Все описанное ниже произошло году в 98-м, когда ранней весной я отправился в Москву, не поборов в себе ни ностальгию, ни любовь к близким. Столица явила себя в мартовском немытом неглиже. Пошатавшись там-сям, я заглянул к А.Б.Носику, который тянул в ту пору журналистскую лямку, почти не покидая своей квартирки на Речном.
Мы начали разговор с пива. И продолжили пивом. Я подсунул А.Б. свою книжку про известную ему Сеть, он нашел в ней пару знакомых адресов, удовлетворился этим. И мы снова продолжили пивом. А.Б. рассказывал мне какие-то архивного свойства истории про ту страну, в которой я решил задержаться. А меня отчего-то страшно волновал вопрос: не страшно ли ему тут, в городе Москве, подбитой серыми мешками сугробов, где за каждым углом притаился если не антисемит, то какой-нибудь еще злодей.

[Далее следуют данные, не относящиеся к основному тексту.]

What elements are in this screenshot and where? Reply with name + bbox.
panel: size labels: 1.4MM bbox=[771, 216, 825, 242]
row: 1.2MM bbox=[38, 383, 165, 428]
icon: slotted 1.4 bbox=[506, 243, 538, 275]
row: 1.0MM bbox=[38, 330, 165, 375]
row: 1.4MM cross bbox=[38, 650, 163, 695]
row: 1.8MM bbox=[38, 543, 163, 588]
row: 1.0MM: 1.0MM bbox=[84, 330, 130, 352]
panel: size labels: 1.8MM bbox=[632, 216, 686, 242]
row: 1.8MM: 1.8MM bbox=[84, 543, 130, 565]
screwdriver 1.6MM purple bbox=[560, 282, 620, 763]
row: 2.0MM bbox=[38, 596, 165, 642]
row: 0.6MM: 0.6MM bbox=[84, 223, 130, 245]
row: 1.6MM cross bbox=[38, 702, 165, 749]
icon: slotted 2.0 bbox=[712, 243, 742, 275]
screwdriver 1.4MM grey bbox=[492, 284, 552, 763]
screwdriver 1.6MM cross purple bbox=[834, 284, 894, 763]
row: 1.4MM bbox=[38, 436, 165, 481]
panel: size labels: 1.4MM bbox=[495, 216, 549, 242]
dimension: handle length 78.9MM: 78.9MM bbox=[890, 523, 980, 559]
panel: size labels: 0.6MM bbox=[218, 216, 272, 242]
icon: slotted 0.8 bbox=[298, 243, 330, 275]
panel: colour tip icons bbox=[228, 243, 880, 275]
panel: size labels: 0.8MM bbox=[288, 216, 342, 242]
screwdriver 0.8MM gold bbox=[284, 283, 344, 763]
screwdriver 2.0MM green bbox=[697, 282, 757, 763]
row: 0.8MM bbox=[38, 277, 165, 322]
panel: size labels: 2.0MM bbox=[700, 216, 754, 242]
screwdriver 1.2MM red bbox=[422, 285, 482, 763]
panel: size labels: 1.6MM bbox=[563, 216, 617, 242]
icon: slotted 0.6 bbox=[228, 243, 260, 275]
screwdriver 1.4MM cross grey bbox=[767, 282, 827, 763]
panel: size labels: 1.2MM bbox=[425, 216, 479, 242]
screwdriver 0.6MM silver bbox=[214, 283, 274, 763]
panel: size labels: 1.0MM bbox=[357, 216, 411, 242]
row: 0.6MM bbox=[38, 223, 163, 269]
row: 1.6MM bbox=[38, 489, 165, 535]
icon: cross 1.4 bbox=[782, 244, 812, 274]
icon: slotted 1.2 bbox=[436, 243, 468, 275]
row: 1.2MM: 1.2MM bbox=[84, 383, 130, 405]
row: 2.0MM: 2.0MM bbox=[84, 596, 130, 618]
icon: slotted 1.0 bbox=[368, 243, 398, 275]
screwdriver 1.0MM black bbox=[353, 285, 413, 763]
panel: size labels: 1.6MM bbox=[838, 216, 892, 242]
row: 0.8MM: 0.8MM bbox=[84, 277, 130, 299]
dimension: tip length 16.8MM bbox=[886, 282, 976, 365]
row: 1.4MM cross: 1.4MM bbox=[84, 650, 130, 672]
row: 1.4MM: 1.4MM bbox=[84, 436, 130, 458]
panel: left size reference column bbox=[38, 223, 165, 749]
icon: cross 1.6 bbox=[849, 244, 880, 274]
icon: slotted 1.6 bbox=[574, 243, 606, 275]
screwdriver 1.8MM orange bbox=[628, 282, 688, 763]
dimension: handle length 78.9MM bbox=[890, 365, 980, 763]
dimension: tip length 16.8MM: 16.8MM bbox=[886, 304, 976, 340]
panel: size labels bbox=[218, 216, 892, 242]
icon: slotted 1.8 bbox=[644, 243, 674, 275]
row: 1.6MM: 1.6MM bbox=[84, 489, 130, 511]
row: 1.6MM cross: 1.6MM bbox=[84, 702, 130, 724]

Мысль эта не давала мне покоя. И, отхлебнув для храбрости пива, я задал вопрос в лоб: "Не страшно, дорогой, тебе в этом городе-то?" Ответ был отрицательным и сопровождался пояснением типа: вот выезжаю я раз-два в неделю на машине за продуктами, вот забиваю себе холодильник, вот ем-пью все это, пишу что-то между делом, потом опять еду за продуктами – чего страшного-то?
Сгущались сумерки. И мне, безлошадному, пришлось поспешить на метро.
Выйдя из подъезда, я заметил, как что-то копошится в сугробе. Не то, чтобы очень копошится, так – шевелится. Подошел поближе… Нате вам: в снегу, мордой вниз, лежит некий господин значительной комплекции, то ли блюет, то ли плачет.
Беру его за плечо, переворачиваю. Физиономия в крови и еще в чем-то мокром. Замерзнет, думаю. Надо бы в подъезд затащить. Но справиться с грузом не удается.
Тут из темноты выступает следующий персонаж. И тоже значительной комплекции. Что-то во мне переделали в Израиле, наверное, потому что я обращаюсь к нему с предложением: "Помоги, друг, мужика нести. Не справлюсь"…
Персонаж долго внимательно на меня смотрит. Его лицо не выражает ничего. Потом он разжимает зубы, и я слышу: "Бородатый, давай посморкаемся".